Telecommunications giant Safaricom PLC is facing a serious legal challenge over how it handles money sent to the wrong number through M-Pesa.
A petition filed at the High Court by Eunice Nganga questions the company’s policy of retaining money that is mistakenly sent to customers who have outstanding Fuliza loans.
The case directly puts Safaricom’s practices under scrutiny and raises tough questions about consumer protection.
The dispute began on September 4, 2024, when Nganga accidentally sent Kshs 2,700 to the wrong mobile number. She noticed the mistake almost immediately and followed the normal M-Pesa reversal process to recover her money.
However, the request was declined. She was informed that the recipient had an outstanding Fuliza overdraft and that the money had automatically been used to offset that debt.
According to court documents, the funds were not withdrawn or spent by the unintended recipient. Instead, the money was automatically applied to settle the recipient’s Fuliza balance.
Nganga argues that this action effectively allowed Safaricom to use her money to clear another person’s loan without her consent.
After visiting a Safaricom shop in Nairobi and later sending a formal demand letter, she says she was told that the money could not be refunded. She was allegedly advised to report the matter to the police.
Nganga maintains that this response failed to address her complaint and shifted responsibility away from the company.
In her petition, she claims the policy violates several constitutional rights.

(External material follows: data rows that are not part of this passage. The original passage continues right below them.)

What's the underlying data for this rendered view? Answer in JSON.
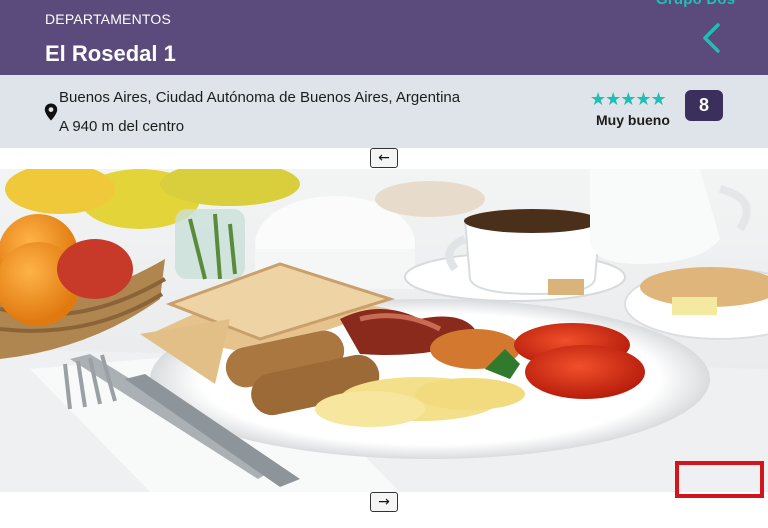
{
  "header": {
    "logo_text": "Grupo Dos",
    "category": "DEPARTAMENTOS",
    "title": "El Rosedal 1",
    "back_icon": "chevron-left-icon"
  },
  "location": {
    "pin_icon": "map-pin-icon",
    "address": "Buenos Aires, Ciudad Autónoma de Buenos Aires, Argentina",
    "distance": "A 940 m del centro"
  },
  "rating": {
    "stars": "★★★★★",
    "stars_value": 5,
    "label": "Muy bueno",
    "score": "8"
  },
  "gallery": {
    "prev_arrow": "←",
    "next_arrow": "→"
  },
  "colors": {
    "header_bg": "#5b4b7c",
    "info_bg": "#dfe3ea",
    "accent": "#1fc0b3",
    "score_bg": "#3b2f5c",
    "highlight": "#d4141c"
  }
}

She cites the right to property under Article 40, consumer rights under Article 46, and the right to fair administrative action under Article 47.
She also refers to rights relating to dignity, conscience, thought, opinion, and freedom of association under Articles 28, 32, and 36.
Nganga argues that her contract with Safaricom does not include an agreement to settle another customer’s Fuliza debt using money she sent by mistake.
She further claims Safaricom has a duty of care to reverse or refund money sent in error once it confirms there was no valid transaction between the sender and the unintended recipient.
According to her, this issue affects many Kenyans who lose funds when money is mistakenly sent to customers with Fuliza balances.
Nganga has moved to court under Articles 22, 23, and 165 of the Constitution. She is seeking declarations that Safaricom’s policy is unconstitutional and unlawful. She wants the court to quash the policy, stop its continued use, and order a refund of Kshs 2,700.
She is also seeking general and punitive damages of Kshs 50 million, as well as restitution for other affected customers who may demand refunds.